Our first attempt at the carnival rides was a mixed bag. Grady's just a few inches too short for the AA rides, and Dylan's too short for the big league stuff, so they're stuck in carnival purgatory. But, they still love the carousel horses and the bumper cars and the small roller coasters. Ho hum, I thought. I need action! I need thrills! This year I talked Dylan into the most feared ride of all ... The Berry-Go-Round. Basically, you sit in a giant strawberry and spin around. The berry-coccoons hold one oversized adult and a handful of skeptical small people who are too polite to ask why a fuzzy old guy is on the ride with them. There is a wheel directly in the center that the biggest, baddest kid (me) gets to spin. And oh how I spun that strawberry. The kids were laughing and I was spinning and spinning until, well, until I got sick. "Faster," they yelled as I started scouting out spots where I could barf out the undersized door and not hit any families. Decorum states that fair board members wearing their official fair IDs shall not hurl on paying fair-goers. "Let's just rest a while," I told Dylan after that mess.

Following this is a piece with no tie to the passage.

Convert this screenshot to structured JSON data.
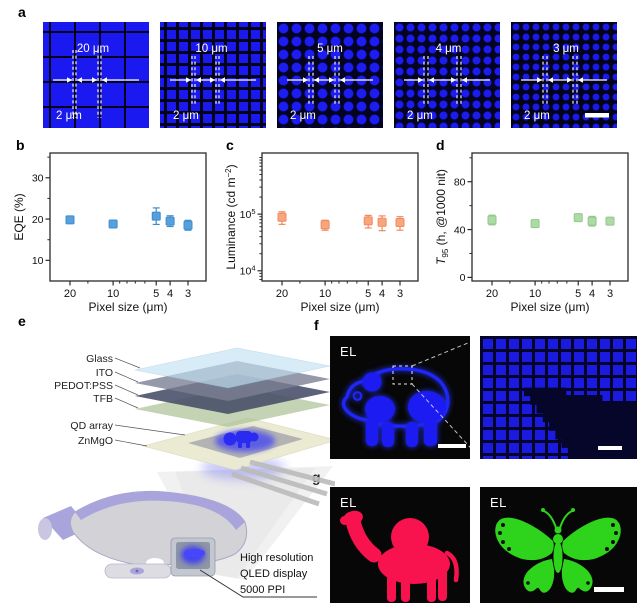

It didn't help that we decided to relax on the Merry Go Round. Easy peasy, I thought. I'll just stand here between Dylan and Grady and let my stomach settle. But the diabolical little girl on the carousel horse directly in front of us had other plans. As soon as the pipe-organ music fired up and we started going around, her finger started a frantic booger dig-and-scoop from nose to mouth. It was a wreck I couldn't not watch, and wanted desperately to unsee forever. The nausea came back with a vengeance and I almost became the first sober adult in history to throw up on the carousel horses. I settled my stomach with a corn dog and decided relaxing on the Ferris Wheel would help. Dylan and I went up and as we gazed at the iconic Yreka skyline, Dylan asked, "Daddy, in the 90s did they have Ferris Wheels?" I laughed so hard that my nausea completely went away. To celebrate, I ate another corn dog.
Must. Hold. On. |
Dylan's fair-goal is to spend money. She brings her coins and bills and is lured into buying anything shiny. My mantra seems to be, You already have that at home, or, That will break before we get home. Instead, I convince her to play the Win a Goldfish carnival game. I figured the fish she won last year was a fluke and it wouldn't happen again. Last year she came home with three. This year she won five. I'm still not sure how. As is wont to happen to fair-fish, five became four, became three ... you get the picture. We're down to one, but he seems like he might make it. I figure the fish, like a fair steer or hog, are good lessons for life. Take care of them, treat them well, and if you're lucky, they'll live. And if you're really lucky, you can sell them at an auction. Dylan's only comment when one of the fish was found floating in the bowl was, "I wish it was just sleeping with its eyes open."
Happy Fair Monkeys |
Next year, I'm staying off any ride that spins. Dylan's already planning on winning some compadres for our survivor fish and wants to do Pee-Wee Showmanship with one of our chickens. Grady's working on growing those last few inches so he can hit the medium-sized kid rides. And we'll be there, like a yoga class winding down, inhaling deeply through our noses to catch every smell, and exhaling deeply through our mouths to settle our stomachs.